In xerography, or electrophotographic printing/copying, an electrophotographic imaging member is electrostatically charged. For optimal image production, the electrophotographic imaging member should be uniformly charged across its entire surface. The electrophotographic imaging member is then exposed to a light pattern of an input image to selectively discharge the surface of the electrophotographic imaging member in accordance with the image. The resulting pattern of charged and discharged areas on the electrophotographic imaging member forms an electrostatic charge pattern (i.e., a latent image) conforming to the input image. The latent image is developed by contacting it with finely divided electrostatically-attractable powder called toner. Toner is held on the image areas by electrostatic force. The toner image may then be transferred to a substrate or support member, and the image is then affixed to the substrate or support member by a fusing process to form a permanent image on the substrate or support member. After transfer, excess toner left on the electrophotographic imaging member is cleaned from its surface, and residual charge is erased from the electrophotographic imaging member.

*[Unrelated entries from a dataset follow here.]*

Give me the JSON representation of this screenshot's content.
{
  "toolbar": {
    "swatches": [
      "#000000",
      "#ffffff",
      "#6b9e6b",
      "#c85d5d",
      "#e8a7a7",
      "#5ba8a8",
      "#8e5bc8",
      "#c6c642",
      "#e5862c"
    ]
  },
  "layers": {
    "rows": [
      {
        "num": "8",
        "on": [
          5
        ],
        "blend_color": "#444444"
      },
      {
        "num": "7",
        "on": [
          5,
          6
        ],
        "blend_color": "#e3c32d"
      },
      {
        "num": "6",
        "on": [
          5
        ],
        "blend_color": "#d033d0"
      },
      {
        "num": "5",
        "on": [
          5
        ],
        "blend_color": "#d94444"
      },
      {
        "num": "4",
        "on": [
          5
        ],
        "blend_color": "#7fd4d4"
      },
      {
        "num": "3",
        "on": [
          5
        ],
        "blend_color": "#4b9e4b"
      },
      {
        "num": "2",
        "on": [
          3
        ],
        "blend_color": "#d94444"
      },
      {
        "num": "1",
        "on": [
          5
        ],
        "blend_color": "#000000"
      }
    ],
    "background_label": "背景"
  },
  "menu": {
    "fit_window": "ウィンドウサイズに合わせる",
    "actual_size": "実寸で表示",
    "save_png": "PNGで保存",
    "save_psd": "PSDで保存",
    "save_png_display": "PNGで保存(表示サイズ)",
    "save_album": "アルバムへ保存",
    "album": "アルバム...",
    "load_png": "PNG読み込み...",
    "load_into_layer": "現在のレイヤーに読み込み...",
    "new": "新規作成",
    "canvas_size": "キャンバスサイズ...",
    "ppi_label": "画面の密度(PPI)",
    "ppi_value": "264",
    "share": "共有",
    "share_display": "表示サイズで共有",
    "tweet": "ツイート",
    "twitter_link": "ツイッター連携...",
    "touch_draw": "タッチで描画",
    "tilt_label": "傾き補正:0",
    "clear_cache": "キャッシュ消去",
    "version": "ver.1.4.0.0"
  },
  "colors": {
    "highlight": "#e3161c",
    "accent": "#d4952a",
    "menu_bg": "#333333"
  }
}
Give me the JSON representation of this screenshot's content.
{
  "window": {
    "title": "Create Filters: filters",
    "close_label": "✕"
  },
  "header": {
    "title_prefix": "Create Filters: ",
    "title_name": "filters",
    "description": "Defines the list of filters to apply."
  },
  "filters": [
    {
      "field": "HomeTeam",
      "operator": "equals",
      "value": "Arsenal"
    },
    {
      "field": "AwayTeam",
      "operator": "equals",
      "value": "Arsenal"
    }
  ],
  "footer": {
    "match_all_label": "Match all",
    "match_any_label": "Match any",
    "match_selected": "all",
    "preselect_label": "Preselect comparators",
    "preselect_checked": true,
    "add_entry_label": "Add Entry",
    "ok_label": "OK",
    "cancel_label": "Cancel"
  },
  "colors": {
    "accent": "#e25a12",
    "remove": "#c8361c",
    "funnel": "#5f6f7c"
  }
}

Electrophotographic imaging members can be provided in a number of forms. For example, an electrophotographic imaging member can be a homogeneous layer of a single material, such as vitreous selenium, or it can be a composite layer containing an electrophotographic layer and another material. In addition, the electrophotographic imaging member can be layered.

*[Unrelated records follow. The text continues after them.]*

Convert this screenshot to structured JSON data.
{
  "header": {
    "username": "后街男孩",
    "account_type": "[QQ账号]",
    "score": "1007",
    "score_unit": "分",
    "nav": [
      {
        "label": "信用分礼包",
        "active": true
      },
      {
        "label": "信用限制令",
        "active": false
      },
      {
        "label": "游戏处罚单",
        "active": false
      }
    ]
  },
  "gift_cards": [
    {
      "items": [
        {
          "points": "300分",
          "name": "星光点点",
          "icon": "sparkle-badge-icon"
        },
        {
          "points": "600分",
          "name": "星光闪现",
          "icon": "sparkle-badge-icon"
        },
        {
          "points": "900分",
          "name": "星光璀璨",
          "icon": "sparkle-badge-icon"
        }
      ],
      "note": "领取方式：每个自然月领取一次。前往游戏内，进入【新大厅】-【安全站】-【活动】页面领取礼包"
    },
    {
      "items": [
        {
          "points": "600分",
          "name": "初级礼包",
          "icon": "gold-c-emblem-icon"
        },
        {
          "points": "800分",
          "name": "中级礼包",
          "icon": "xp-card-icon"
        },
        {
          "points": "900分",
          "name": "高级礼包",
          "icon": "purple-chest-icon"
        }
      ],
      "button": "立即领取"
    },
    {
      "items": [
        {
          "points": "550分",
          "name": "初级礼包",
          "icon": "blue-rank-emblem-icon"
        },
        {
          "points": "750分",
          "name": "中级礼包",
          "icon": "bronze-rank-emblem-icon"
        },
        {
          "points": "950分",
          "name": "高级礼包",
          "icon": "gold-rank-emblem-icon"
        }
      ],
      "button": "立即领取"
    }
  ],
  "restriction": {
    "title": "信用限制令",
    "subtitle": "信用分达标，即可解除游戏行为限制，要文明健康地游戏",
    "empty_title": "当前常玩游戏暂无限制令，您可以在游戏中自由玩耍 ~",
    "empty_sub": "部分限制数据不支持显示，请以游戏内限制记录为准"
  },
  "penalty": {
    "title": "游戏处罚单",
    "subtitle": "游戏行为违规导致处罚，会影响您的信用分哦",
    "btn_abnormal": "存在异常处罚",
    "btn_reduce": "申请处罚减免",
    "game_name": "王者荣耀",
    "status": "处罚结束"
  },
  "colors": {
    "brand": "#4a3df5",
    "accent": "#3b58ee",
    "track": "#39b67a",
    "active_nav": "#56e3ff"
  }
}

Conventional layered electrophotographic imaging members generally have at least a flexible substrate support layer and two active layers. These active layers generally include a charge generation layer containing a light absorbing material, and a charge transport layer containing charge transport molecules. These layers can be in any order, and sometimes can be combined in a single or a mixed layer. The flexible substrate support layer can be formed of a conductive material. Alternatively, a conductive layer can be formed on top of a nonconductive flexible substrate support layer.
Conventional electrophotographic imaging members may be either a function-separation type photoreceptor, in which a layer containing a charge generation substance (charge generation layer) and a layer containing a charge transfer substance (charge transfer layer) are separately provided, or a monolayer type photoreceptor in which both the charge generation layer and the charge transfer layer are contained in the same layer.

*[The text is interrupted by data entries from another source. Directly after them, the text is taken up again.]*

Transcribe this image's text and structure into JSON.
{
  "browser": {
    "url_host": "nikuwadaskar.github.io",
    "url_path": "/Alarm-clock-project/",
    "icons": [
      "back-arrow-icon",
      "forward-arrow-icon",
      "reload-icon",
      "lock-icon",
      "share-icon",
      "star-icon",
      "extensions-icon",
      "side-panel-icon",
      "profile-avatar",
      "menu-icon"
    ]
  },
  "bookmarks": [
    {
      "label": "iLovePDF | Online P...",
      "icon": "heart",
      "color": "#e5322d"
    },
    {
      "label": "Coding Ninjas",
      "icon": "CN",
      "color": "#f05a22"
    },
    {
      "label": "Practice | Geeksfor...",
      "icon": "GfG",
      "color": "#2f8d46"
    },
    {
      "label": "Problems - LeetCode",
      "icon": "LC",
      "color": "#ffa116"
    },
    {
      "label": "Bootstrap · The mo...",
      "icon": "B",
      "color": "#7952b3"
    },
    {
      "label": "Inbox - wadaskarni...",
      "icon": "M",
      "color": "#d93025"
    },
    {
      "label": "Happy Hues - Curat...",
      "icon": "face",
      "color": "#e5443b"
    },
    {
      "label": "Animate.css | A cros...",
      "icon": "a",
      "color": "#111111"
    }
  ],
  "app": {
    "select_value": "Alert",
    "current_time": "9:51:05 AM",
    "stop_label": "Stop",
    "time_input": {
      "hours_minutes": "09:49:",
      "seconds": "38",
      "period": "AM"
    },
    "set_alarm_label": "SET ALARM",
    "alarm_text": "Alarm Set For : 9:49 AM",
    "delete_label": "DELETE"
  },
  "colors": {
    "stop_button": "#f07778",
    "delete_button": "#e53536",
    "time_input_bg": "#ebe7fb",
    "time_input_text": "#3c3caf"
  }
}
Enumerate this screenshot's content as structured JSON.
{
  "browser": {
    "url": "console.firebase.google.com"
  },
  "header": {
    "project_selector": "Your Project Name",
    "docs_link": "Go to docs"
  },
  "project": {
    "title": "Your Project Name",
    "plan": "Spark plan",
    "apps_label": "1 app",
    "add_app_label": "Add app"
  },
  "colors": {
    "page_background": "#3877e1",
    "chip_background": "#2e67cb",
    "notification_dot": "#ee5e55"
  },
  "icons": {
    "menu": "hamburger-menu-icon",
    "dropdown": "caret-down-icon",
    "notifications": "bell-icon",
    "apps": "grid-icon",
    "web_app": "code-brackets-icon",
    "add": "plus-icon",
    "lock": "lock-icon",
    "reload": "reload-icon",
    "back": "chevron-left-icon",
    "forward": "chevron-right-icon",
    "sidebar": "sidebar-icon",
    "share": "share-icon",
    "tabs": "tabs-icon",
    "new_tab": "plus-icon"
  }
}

Conventional binders used in electrophotographic imaging members typically contain vinyl chloride. Examples of conventional binders are disclosed in U.S. Pat. No. 5,725,985, incorporated herein by reference in its entirety, and U.S. Pat. No. 6,017,666, incorporated herein by reference in its entirety. Additionally, electrophotographic imaging members may be non-halogenated polymeric binders, such as a non-halogenated copolymers of vinyl acetate and vinyl acid.
Conventional electrophotographic imaging members may have an undercoat layer (UCL) interposed between the conductive support and the charge generation layer. Examples of conventional UCLs are disclosed in U.S. Pat. Nos. 5,958,638, 5,958,638, and 6,132,912, incorporated herein by reference in their entireties.
Conventional electrophotographic imaging members may also have an interface layer (IFL) interposed between the UCL and the charge generation layer. Examples of conventional IFLs are disclosed in U.S. Pat. Nos. 6,824,940 B2 and 6,015,645, incorporated herein by reference in their entireties.